На днях вернулся из ссылки Степан Шаумян, и сразу же бодрее и слаженней пошла партийная работа. Степан Шаумян в день рабочей печати подготовил и выпустил первый номер газеты «Наша жизнь». Второй номер уже был конфискован, но первый и до сих пор горячо обсуждался рабочими.
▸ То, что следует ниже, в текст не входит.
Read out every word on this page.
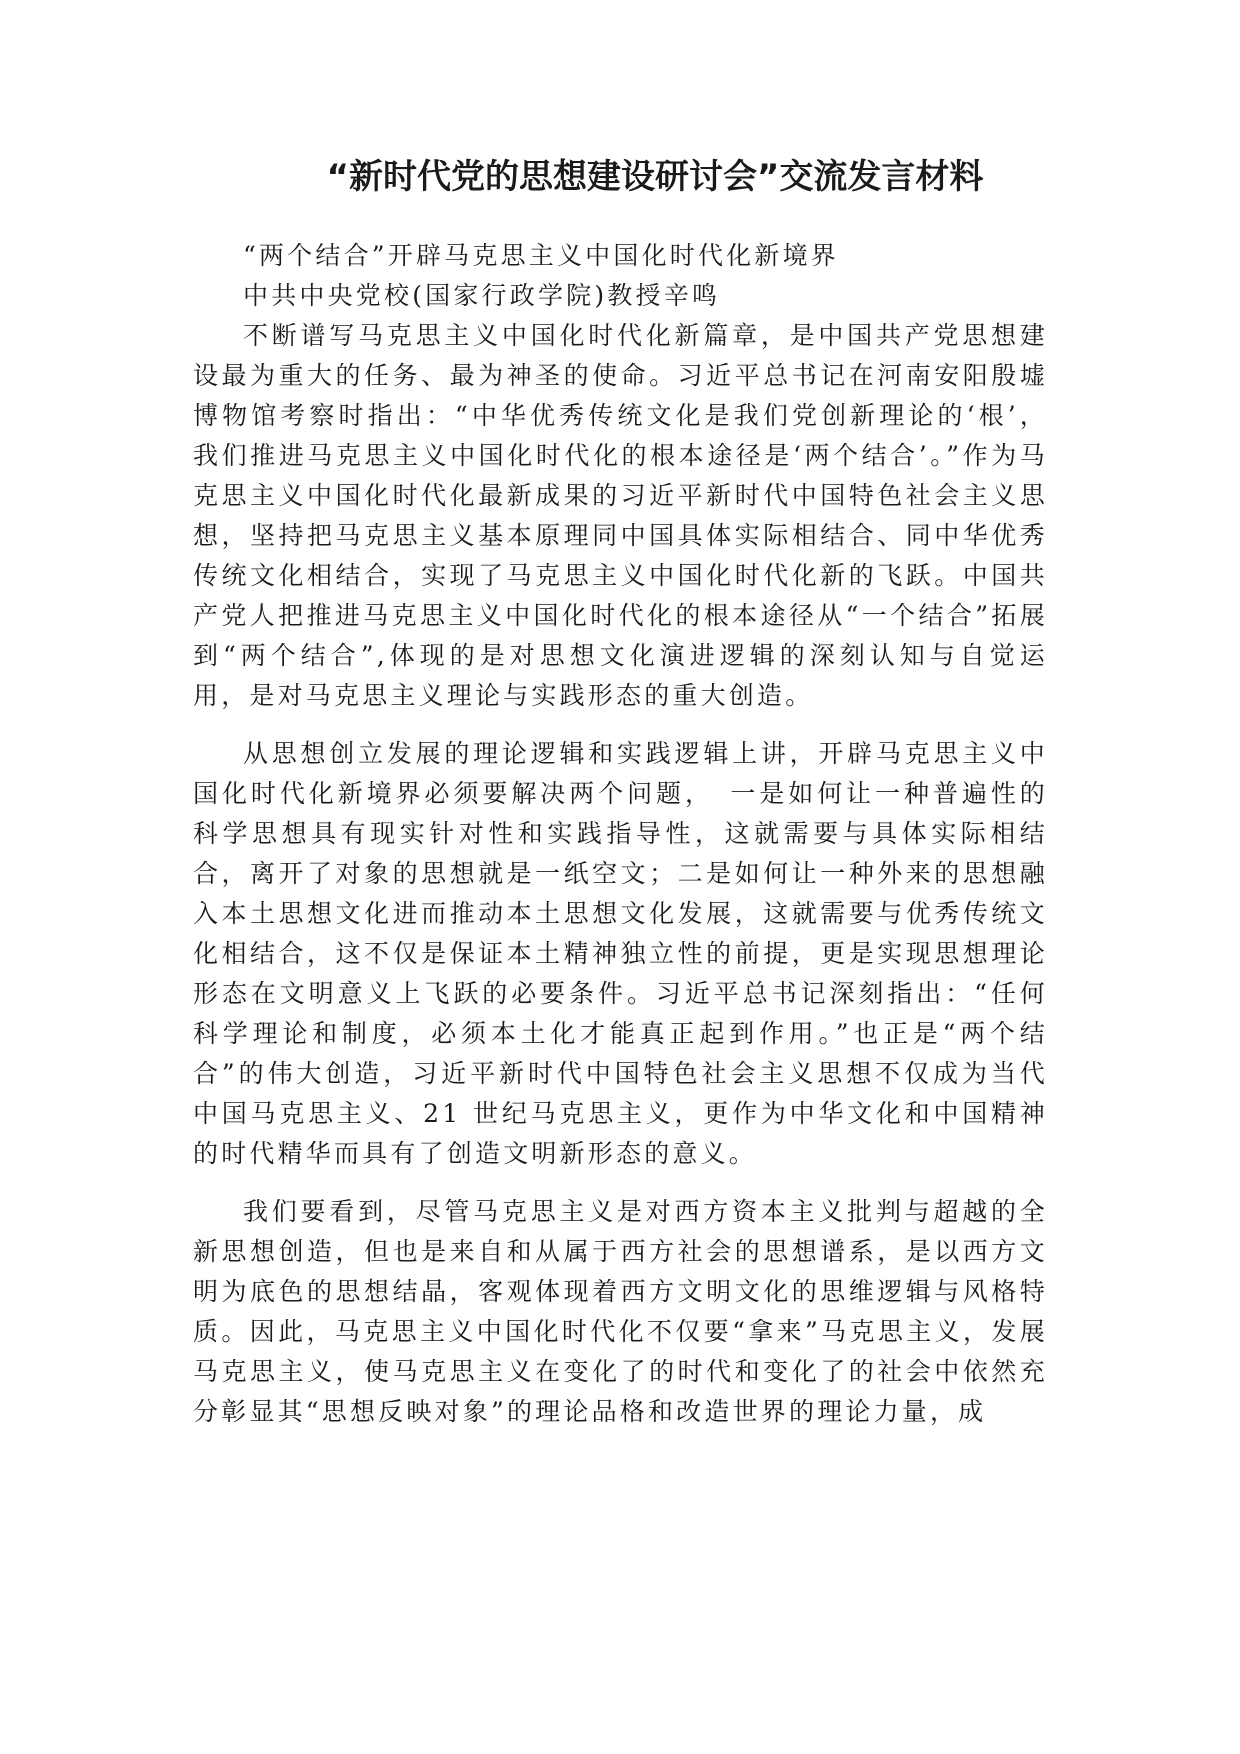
“新时代党的思想建设研讨会”交流发言材料

“两个结合”开辟马克思主义中国化时代化新境界

中共中央党校(国家行政学院)教授辛鸣

不断谱写马克思主义中国化时代化新篇章，是中国共产党思想建设最为重大的任务、最为神圣的使命。习近平总书记在河南安阳殷墟博物馆考察时指出：“中华优秀传统文化是我们党创新理论的‘根’，我们推进马克思主义中国化时代化的根本途径是‘两个结合’。”作为马克思主义中国化时代化最新成果的习近平新时代中国特色社会主义思想，坚持把马克思主义基本原理同中国具体实际相结合、同中华优秀传统文化相结合，实现了马克思主义中国化时代化新的飞跃。中国共产党人把推进马克思主义中国化时代化的根本途径从“一个结合”拓展到“两个结合”,体现的是对思想文化演进逻辑的深刻认知与自觉运用，是对马克思主义理论与实践形态的重大创造。

从思想创立发展的理论逻辑和实践逻辑上讲，开辟马克思主义中国化时代化新境界必须要解决两个问题，　一是如何让一种普遍性的科学思想具有现实针对性和实践指导性，这就需要与具体实际相结合，离开了对象的思想就是一纸空文；二是如何让一种外来的思想融入本土思想文化进而推动本土思想文化发展，这就需要与优秀传统文化相结合，这不仅是保证本土精神独立性的前提，更是实现思想理论形态在文明意义上飞跃的必要条件。习近平总书记深刻指出：“任何科学理论和制度，必须本土化才能真正起到作用。”也正是“两个结合”的伟大创造，习近平新时代中国特色社会主义思想不仅成为当代中国马克思主义、21 世纪马克思主义，更作为中华文化和中国精神的时代精华而具有了创造文明新形态的意义。

我们要看到，尽管马克思主义是对西方资本主义批判与超越的全新思想创造，但也是来自和从属于西方社会的思想谱系，是以西方文明为底色的思想结晶，客观体现着西方文明文化的思维逻辑与风格特质。因此，马克思主义中国化时代化不仅要“拿来”马克思主义，发展马克思主义，使马克思主义在变化了的时代和变化了的社会中依然充分彰显其“思想反映对象”的理论品格和改造世界的理论力量，成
Сегодняшний разговор с Алымом особенно обрадовал Буниата. Алыма он знает давно. На его памяти приехал Алым в Баку с Северного Кавказа, и, возможно, в этом большом городе он был единственным представителем немногочисленного веселореченского народа. Когда Алым пришел в Баку, он не говорил ни по-русски, ни по-азербайджански. Но, женившись на азербайджанской девушке, общаясь на работе с азербайджанцами, Алым за несколько лет настолько овладел азербайджанским языком, что мог свободно выступать на собраниях. Да разве он один? Лезгины, аварцы, талыши, таты — множество кавказских племен вливалось в единый общепролетарский бакинский котел, и разница языков не препятствовала классовому единству. Буниат усмехнулся, подумав о своем друге Кази Мамеде, который так же вот бесконечно ходил по промыслам, нося под мышкой или русский букварь, или русскую грамматику. Он всегда на ходу шептал: «Я могу, ты можешь, он может, мы можем…»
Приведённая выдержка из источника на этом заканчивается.